On the day of Aretha’s Aug. 16 death, songwriter Diane Warren — who penned several duets for her including “It Isn’t, It Wasn’t, It Ain’t Never Gonna Be,” which she sang with Whitney Houston — told Closer, “Aretha could sing anything and make it her own. She was the Soul of Goddess and the Soul of Queen. She earned that title. She will always be a legend.”
Long before her showbiz success, Aretha taught herself to play piano and started belting out solos in the choir at the New Bethel Baptist Church in Detroit as a young girl. “She was a woman of faith. She grew up in the church, started out singing gospel, and she had a personal relationship with God,” her nephew Tim Franklin told Closer in the magazine’s latest issue, on newsstands now.
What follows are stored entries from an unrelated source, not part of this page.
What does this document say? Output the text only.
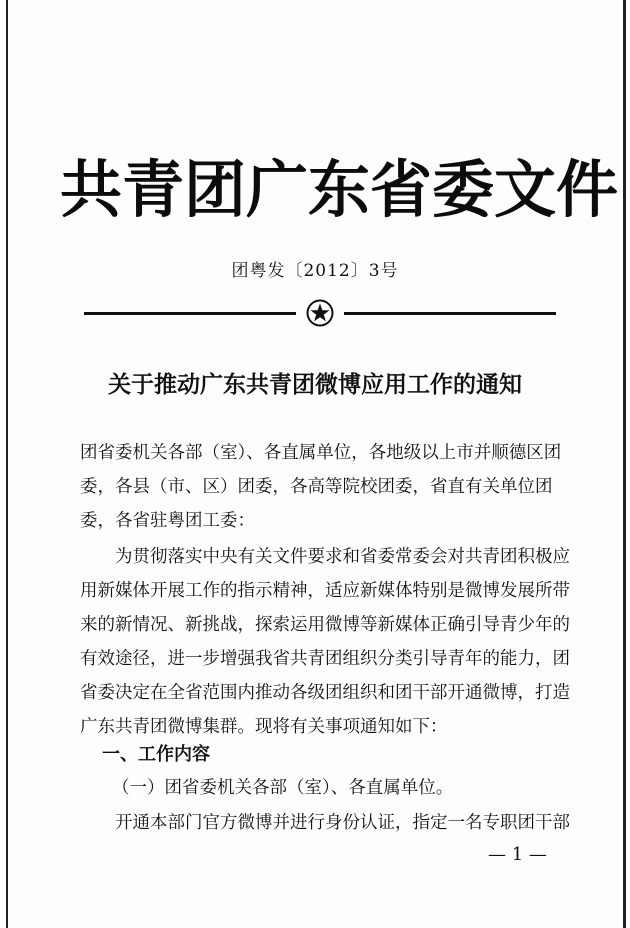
共青团广东省委文件
团粤发〔2012〕3号
关于推动广东共青团微博应用工作的通知
团省委机关各部（室）、各直属单位，各地级以上市并顺德区团
委，各县（市、区）团委，各高等院校团委，省直有关单位团
委，各省驻粤团工委：
　　为贯彻落实中央有关文件要求和省委常委会对共青团积极应
用新媒体开展工作的指示精神，适应新媒体特别是微博发展所带
来的新情况、新挑战，探索运用微博等新媒体正确引导青少年的
有效途径，进一步增强我省共青团组织分类引导青年的能力，团
省委决定在全省范围内推动各级团组织和团干部开通微博，打造
广东共青团微博集群。现将有关事项通知如下：
一、工作内容
（一）团省委机关各部（室）、各直属单位。
　　开通本部门官方微博并进行身份认证，指定一名专职团干部
— 1 —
Though Aretha rarely spoke publicly about her home life, her nephew Tim revealed that it was her family that sustained her. “When she’d come to Dallas to perform, she would see me,” he recalled, adding that she’d arrive with her bus and entourage. “We’d sit across the table and chat. She said, ‘Tim, this is what it’s all about. It’s all about family, baby. Nothing else matters.’ She was a giver, never asked for anything, never took anything.”
“Her proudest accomplishment was being able to step in when all of our parents had passed away and become the true matriarch of the family. She wouldn’t let us mourn, she kept everything upbeat,” Tim told Closer.
In the past year before her death, Aretha all but retired from the public eye. “I will be spending more time with my grandchildren and my family,” she told Closer in 2017. Weeks before she died, Aretha told her nephew, “Tim, I’m not giving up. God has control over this situation. And she said, ‘When He’s ready, I’m ready.’ She did what she preached to us, fight a good fight,” he revealed.
“Her legacy is her music and her voice,” Aretha’s friend A. Curtis Farrow told Closer. “She was one of the only artists that I’ve ever seen be able to go from pop, rock, R&B, and soul, and go back and do one of the top-selling gospel albums of all time. She was so accepted in every genre it didn’t matter.”
“One can only hope to make a difference in life, and she did. There was nothing she wouldn’t do,” Tim shared.